DNA-Test Rotmaulseuche der Forellen

zurück

Die Rotmaulseuche ist eine durch das Bakterium Yersinia ruckeri verursachte generalisierte, akut oder chronisch verlaufende Infektionskrankheit, für die vor allem Salmoniden, insbesondere Regenbogenforellen empfänglich sind.

Viele Fischspezies tragen den Krankheitserreger jedoch auch als symptomlose Carrier. Äußerlich sind die Tiere völlig gesund, sie können aber in Stresssituationen Erreger ausscheiden und andere Tiere anstecken.

Häufig kommt es zu Blutungen im Bereich der Haut und der Muskulatur, weiterhin zu einer Entzündung des Darms und zu einer Milzschwellung.

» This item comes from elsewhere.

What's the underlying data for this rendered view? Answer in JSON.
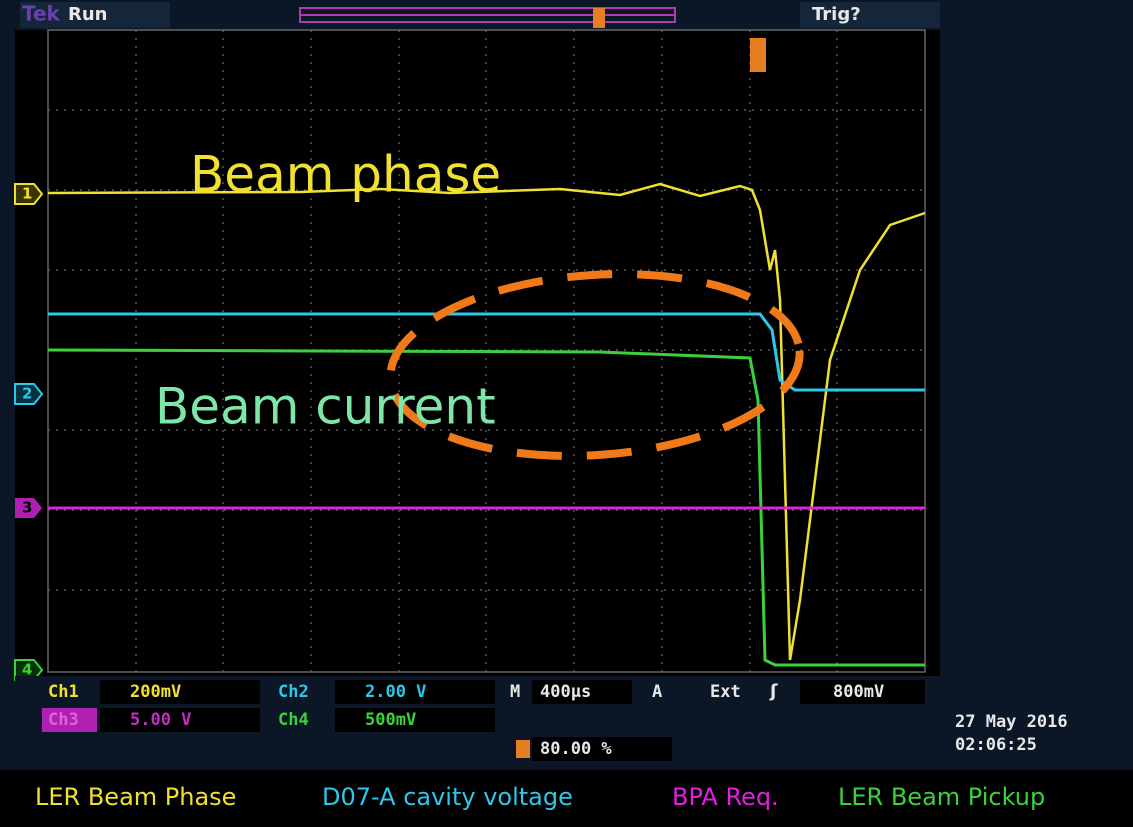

Für den Ausbruch der Erkrankung spielen außer der Empfänglichkeit des Wirtes und der Virulenz des Erregers Stressfaktoren wie hohe Besatzdichte, Futterwechsel, schlechte Wasserqualität mit hohem Ammonium- und/oder niedrigem Sauerstoffgehalt oder Transport der Tiere eine entscheidende Rolle. Ebenso können erhöhte Kupferwerte im Wasser die Anfälligkeit der Fische steigern.